When I first started shifting from my independent work on video games and history education into the fledgling community of Historical Game Studies fostered by playthepast.org which was launched under founding editor Ethan Watrall’s guidance in 2010 I began as an educator and historian approaching games. I suggested in The Happiness Metric in CivCity:Rome and the Critique of Simulation Games (September 2010)

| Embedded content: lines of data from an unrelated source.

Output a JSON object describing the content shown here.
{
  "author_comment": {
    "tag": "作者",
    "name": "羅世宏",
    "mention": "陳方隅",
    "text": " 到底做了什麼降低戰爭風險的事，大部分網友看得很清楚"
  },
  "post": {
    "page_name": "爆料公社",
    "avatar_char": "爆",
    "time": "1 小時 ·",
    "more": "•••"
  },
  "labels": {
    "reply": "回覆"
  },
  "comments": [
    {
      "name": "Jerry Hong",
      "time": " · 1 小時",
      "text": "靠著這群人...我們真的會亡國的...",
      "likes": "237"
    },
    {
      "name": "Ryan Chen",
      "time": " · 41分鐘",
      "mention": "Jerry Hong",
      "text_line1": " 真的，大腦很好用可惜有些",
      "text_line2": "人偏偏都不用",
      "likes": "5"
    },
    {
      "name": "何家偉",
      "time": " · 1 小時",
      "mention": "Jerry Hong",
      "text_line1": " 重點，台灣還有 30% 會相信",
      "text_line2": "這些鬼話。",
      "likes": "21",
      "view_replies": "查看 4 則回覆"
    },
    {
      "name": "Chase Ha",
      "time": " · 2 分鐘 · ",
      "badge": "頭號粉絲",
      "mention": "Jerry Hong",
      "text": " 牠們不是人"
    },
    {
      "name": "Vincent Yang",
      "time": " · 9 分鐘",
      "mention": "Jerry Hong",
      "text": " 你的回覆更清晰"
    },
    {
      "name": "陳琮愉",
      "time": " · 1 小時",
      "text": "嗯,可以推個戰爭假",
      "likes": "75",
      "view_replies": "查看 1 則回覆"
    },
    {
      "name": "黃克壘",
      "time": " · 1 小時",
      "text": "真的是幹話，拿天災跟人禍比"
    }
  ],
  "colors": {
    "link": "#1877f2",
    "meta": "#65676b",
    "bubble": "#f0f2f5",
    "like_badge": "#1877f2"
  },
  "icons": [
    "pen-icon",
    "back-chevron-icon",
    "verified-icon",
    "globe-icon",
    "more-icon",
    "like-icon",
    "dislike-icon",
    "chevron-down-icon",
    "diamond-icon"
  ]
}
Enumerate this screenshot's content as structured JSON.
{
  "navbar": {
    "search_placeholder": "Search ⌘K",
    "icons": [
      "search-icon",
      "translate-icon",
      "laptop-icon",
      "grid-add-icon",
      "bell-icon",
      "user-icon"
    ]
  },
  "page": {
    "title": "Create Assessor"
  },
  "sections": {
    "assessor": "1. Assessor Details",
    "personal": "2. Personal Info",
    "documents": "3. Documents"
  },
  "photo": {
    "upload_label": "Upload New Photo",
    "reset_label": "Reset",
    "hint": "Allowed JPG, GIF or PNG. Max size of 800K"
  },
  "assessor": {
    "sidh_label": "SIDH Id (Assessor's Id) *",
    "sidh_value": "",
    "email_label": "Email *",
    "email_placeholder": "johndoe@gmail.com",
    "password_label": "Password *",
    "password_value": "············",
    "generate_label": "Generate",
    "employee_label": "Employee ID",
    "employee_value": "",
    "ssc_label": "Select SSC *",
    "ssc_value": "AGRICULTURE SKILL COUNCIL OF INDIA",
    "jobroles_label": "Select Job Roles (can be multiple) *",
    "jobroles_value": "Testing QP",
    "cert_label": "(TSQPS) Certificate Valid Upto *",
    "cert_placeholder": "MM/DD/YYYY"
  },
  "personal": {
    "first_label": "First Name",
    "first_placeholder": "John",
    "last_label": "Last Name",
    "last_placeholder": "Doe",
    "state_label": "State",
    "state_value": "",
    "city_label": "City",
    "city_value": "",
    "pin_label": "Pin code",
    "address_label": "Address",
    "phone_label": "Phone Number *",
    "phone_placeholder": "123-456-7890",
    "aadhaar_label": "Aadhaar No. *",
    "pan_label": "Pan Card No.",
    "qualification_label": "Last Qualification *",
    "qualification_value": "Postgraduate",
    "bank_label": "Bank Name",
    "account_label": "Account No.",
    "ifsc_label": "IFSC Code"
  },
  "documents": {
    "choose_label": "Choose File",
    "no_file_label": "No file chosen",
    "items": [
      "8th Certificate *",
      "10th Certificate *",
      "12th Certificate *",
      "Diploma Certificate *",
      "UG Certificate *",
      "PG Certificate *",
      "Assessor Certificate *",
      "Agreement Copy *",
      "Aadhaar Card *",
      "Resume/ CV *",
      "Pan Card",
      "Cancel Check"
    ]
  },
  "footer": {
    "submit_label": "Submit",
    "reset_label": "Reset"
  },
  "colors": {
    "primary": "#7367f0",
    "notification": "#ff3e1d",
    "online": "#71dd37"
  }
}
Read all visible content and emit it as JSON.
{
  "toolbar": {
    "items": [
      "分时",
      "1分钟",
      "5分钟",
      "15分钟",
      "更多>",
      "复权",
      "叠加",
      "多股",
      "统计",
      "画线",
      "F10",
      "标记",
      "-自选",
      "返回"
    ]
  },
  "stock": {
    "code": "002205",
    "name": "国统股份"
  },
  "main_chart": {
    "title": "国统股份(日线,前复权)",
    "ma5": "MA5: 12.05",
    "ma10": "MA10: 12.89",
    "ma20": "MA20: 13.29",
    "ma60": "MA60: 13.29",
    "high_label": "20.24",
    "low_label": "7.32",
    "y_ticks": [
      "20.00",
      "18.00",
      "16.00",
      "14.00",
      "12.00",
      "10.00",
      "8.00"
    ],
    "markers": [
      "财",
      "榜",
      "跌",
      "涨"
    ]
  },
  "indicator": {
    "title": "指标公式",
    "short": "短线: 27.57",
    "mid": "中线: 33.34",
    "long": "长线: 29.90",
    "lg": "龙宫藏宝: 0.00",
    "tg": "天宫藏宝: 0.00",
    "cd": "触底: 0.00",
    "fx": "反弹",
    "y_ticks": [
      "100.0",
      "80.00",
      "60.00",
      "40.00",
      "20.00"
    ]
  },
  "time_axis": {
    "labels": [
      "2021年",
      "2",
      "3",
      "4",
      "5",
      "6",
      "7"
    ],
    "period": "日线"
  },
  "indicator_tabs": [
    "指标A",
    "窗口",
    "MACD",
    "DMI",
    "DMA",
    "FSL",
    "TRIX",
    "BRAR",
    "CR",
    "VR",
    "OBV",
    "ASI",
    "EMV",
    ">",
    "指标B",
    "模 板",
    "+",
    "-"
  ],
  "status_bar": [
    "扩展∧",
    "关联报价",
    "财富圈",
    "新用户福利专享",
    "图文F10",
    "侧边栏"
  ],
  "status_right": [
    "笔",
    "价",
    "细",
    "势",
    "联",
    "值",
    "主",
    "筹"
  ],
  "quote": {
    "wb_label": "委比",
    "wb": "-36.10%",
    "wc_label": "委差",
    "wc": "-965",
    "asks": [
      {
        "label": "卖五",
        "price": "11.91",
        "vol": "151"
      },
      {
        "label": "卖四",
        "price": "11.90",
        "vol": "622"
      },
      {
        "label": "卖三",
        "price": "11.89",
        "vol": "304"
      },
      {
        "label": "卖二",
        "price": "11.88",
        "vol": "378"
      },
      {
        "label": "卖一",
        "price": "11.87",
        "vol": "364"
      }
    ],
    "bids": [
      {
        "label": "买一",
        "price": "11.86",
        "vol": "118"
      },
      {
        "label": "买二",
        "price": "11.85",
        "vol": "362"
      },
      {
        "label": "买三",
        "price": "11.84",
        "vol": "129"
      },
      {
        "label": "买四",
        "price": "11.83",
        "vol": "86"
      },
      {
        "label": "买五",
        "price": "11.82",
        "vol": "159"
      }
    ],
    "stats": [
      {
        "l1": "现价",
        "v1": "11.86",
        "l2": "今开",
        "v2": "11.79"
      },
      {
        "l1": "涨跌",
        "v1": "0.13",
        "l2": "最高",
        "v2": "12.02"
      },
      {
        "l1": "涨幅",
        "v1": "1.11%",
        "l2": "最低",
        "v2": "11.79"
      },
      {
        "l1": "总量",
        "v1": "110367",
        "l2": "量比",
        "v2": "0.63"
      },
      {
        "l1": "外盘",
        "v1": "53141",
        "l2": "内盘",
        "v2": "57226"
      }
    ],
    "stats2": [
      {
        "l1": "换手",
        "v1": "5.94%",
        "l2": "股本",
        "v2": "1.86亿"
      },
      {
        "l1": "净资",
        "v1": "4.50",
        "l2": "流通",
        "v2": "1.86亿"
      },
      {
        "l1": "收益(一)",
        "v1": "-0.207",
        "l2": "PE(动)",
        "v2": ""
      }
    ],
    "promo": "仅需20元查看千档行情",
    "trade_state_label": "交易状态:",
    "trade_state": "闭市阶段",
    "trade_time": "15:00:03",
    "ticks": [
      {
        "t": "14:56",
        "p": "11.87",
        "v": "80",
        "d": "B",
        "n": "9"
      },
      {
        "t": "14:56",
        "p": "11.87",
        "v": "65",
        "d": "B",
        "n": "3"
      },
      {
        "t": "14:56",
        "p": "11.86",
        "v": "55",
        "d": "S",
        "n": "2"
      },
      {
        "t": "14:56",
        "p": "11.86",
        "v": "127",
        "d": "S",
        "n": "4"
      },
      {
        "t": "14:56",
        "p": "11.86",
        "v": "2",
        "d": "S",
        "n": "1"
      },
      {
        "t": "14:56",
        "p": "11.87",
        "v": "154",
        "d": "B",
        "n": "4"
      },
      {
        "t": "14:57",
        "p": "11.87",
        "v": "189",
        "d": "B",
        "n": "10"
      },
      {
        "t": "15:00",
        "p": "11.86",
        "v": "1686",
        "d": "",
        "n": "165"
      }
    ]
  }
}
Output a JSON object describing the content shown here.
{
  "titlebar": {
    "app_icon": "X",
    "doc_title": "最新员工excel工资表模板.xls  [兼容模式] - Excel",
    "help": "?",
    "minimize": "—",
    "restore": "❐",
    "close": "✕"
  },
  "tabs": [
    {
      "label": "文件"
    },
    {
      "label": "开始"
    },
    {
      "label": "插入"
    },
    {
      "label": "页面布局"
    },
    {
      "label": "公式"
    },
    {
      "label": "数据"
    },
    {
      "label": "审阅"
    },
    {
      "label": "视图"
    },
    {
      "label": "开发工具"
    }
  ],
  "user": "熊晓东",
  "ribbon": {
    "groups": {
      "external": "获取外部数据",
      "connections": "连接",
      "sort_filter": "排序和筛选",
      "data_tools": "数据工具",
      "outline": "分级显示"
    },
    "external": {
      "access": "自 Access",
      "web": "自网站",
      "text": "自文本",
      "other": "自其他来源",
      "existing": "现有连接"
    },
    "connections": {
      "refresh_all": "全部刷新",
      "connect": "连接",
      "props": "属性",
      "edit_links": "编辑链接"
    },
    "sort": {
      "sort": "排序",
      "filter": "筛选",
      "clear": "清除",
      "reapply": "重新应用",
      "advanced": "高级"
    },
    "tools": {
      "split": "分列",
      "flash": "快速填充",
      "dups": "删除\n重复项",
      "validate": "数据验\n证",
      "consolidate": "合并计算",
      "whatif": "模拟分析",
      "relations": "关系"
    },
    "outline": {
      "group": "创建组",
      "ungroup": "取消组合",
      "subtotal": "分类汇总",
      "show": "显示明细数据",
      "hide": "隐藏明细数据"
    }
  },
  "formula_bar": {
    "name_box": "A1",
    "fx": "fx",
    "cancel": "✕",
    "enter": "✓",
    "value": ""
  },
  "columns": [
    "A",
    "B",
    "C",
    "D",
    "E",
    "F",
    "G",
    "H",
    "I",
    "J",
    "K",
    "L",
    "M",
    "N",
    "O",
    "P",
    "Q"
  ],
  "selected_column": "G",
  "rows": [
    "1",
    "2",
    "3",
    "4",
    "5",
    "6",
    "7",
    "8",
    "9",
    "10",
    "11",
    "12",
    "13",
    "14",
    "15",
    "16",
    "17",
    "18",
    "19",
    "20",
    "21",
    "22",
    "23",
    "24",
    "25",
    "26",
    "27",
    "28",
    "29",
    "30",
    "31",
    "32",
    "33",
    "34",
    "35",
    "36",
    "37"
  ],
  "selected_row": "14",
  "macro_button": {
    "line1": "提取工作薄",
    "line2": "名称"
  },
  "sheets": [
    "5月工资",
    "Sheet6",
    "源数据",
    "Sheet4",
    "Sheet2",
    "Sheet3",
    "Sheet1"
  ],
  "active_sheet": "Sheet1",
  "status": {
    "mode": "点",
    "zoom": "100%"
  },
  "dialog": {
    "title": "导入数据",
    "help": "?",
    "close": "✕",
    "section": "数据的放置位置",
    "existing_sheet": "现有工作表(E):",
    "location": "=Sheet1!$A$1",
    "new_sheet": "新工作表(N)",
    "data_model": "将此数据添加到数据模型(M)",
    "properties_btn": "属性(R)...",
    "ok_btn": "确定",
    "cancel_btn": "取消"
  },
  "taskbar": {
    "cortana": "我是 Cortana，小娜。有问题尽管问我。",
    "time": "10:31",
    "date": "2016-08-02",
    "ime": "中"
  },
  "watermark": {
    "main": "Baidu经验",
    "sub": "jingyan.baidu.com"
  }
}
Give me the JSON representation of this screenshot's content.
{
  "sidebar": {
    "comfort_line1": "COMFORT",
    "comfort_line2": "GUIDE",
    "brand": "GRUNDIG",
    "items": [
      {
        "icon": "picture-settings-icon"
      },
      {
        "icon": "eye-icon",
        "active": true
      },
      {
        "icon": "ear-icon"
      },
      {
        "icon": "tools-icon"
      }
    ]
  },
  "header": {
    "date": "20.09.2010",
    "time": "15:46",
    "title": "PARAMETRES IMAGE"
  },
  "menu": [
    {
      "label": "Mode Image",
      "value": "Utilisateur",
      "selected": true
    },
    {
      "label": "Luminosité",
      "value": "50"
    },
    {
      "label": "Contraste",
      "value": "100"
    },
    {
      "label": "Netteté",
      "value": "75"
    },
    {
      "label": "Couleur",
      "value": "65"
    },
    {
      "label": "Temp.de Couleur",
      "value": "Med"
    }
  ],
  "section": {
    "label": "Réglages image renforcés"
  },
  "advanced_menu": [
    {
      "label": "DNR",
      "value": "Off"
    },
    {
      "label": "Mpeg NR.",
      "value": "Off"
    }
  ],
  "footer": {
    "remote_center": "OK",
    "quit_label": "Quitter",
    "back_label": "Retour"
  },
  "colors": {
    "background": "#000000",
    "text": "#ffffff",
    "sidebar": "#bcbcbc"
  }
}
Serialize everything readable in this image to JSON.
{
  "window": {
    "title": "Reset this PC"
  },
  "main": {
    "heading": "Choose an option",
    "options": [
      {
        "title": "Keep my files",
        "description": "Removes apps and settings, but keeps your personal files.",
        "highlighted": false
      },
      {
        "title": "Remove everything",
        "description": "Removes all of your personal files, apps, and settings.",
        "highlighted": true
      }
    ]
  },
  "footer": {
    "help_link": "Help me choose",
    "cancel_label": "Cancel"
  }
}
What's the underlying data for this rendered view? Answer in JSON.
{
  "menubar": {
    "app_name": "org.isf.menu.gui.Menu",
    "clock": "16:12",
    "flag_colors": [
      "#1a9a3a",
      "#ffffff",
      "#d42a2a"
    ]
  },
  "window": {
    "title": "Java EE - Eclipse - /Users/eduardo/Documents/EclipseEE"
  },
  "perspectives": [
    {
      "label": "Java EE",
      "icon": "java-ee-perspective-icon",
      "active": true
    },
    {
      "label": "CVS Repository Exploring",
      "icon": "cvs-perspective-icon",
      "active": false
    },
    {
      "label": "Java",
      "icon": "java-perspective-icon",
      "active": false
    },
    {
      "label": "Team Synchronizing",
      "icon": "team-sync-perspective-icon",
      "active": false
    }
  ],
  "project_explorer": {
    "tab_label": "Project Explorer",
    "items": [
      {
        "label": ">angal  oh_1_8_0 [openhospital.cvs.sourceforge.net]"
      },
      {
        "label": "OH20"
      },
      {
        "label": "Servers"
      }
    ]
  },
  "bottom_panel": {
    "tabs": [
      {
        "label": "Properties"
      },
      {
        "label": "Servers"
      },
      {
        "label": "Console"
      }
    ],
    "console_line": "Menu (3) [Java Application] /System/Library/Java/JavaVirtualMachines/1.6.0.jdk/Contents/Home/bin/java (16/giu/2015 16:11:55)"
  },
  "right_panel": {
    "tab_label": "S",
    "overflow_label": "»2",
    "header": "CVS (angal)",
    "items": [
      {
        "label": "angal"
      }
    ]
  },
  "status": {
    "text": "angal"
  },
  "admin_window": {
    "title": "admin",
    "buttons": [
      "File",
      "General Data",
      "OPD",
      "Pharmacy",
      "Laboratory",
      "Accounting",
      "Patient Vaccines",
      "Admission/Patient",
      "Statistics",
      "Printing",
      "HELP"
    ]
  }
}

Asking whether a historical simulation game is accurate as if that were an all-or-nothing quality seems to me to be missing the point—the accuracy of any historical interpretation is not something that can be determined with any certainty. One historian’s common sense convention is another’s faulty construct to be dismantled. One generation’s conventions are the next’s biased assumptions. What really matters in historical interpretations is the extent to which any particular one is constructed based on the strongest, most defensible readings of evidence and the best supported and culturally sensitive understandings of human behavior. So, a far better criterion than accuracy when critiquing a historical simulation game is whether its core gameplay offers defensible explanations of historical causes and systems. So for example, it is not a question of whether a civilization building game allows a player to develop nuclear fission in the 17th century, but whether the game reasonably models the factors, including constraints, that lead to the development of such technologies. This focus on defensible models of causation is absolutely critical when one’s interests, like mine, center on using simulations as models to aid student (most often high school, but middle school and college as well) in understanding historical systems and learning to critique interpretations of the past. Let me be clear on the term interpretation here. We do not access the past directly nor do we present the past directly; we can only access and construct interpretations. This is true whether the interpretation comes from the Roman historian Livy, the modern historian McCall, or the game designers at Firefly. In this light, so long as a game’s core gameplay is historically defensible, any, even many inaccuracies serve as highly useful targets for getting students to launch evidence-based critiques. Evidence-based critiques is the operative term; simulation games should be critiqued using abundant references to the contents of valid sources of historical evidence.